Em referência às autoridades portuguesas, Santos afirma que devem ficar alertas para a gravidade que pode constituir confiar e dar execução a solicitações da justiça de Angola “sem verificarem devidamente as provas e alegações apresentadas, no seu dever de garantir o cumprimento da legalidade de um processo justo e legal, bem como da garantia dos direitos fundamentais, recusando processos judiciais baseados em motivações políticas”.

“Estamos perante uma falha evidente, neste processo, por parte de um país da União Europeia que supostamente é um Estado de Direito que respeita os Direitos Fundamentais estabelecidos na Convenção Europeia dos Direitos Humanos”, afirma a empresária no comunicado.

Arresto e Luanda Leaks

Recorde-se que a 30 de dezembro de 2019, o Tribunal de Luanda decretou o arresto preventivo de contas bancárias e participações sociais de Isabel dos Santos, do marido Sindika Dokolo, e do antigo presidente do Conselho de Administração do Banco de Fomento de Angola (BFA) e gestor da empresária, Mário Leite da Silva.

O valor ascendia a 1,1 mil milhões de dólares.

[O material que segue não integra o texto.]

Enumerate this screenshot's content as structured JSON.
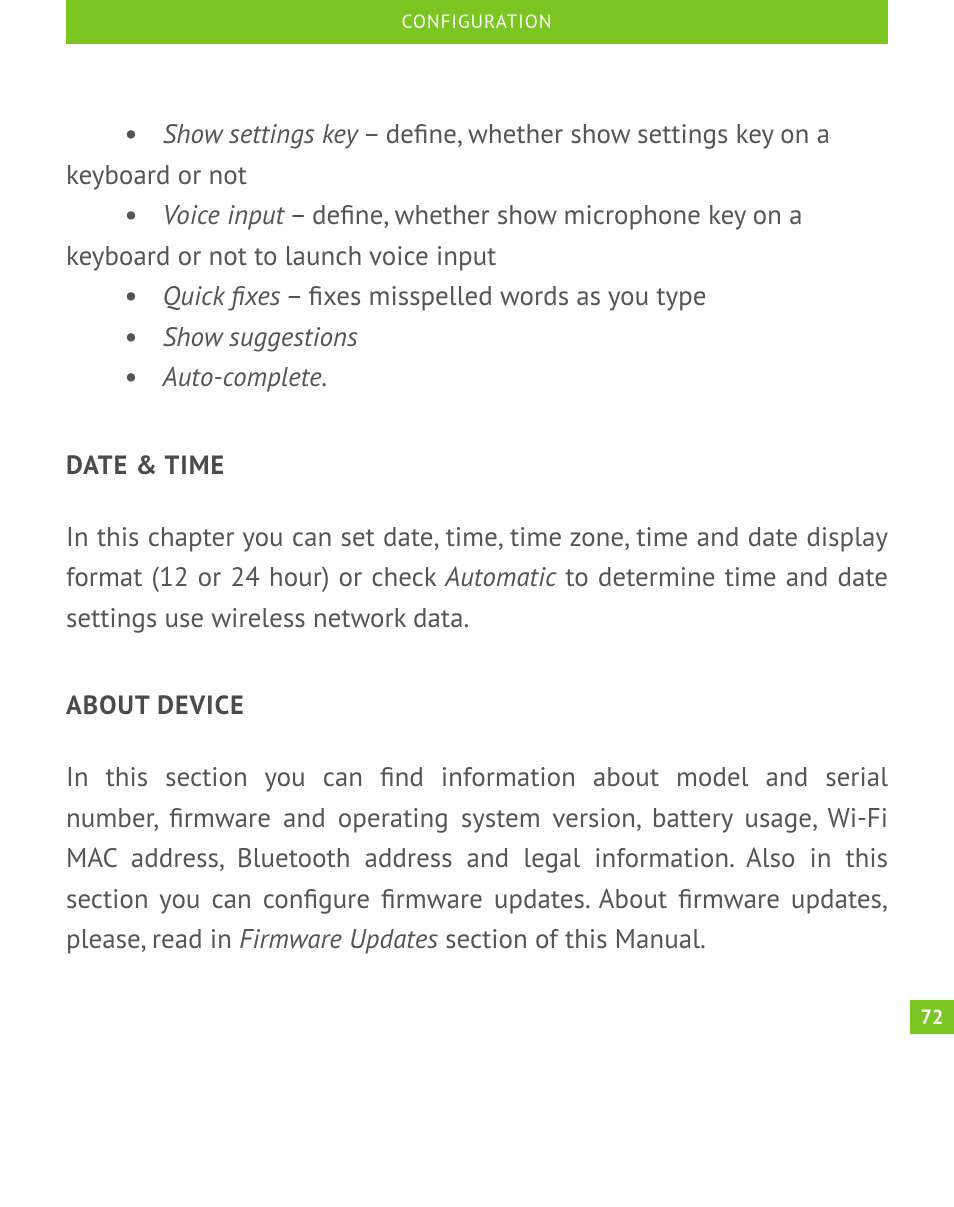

Em Janeiro deste ano, com base em mais de 715 mil documentos financeiros e comerciais confidenciais e entrevistas, o Consórcio Internacional de Jornalistas de Investigação (ICIJ, na sigla em inglês) revela o que se convencionou chamar de Luanda Leaks.

A investigação demonstrou que “Santos, seu marido e intermediários construíram um império com mais de 400 empresas e subsidiárias em 41 países, incluindo pelo menos 94 em jurisdições sigilosas”.

Desde então, em comunicados e entrevistas, Isabel dos Santos tem acusado o Governo angolano de perseguição e disse que o processo tinha motivações políticas.

Em Portugal, em fevereiro, as contas bancárias da empresária angolana foram congeladas e em abril passado, um tribunal de Lisboa ordenou a confiscação preventiva de 26% das acções da companhia de telecomunicações portuguesa NOS SGPS SA, detidas por Isabel dos Santos, num total de 441 milhões de dólares.

Contactada a Procuradoria-geral da República para uma reacção ou comentário à acusação da empresária foi-nos dito que a mesma se irá pronunciar.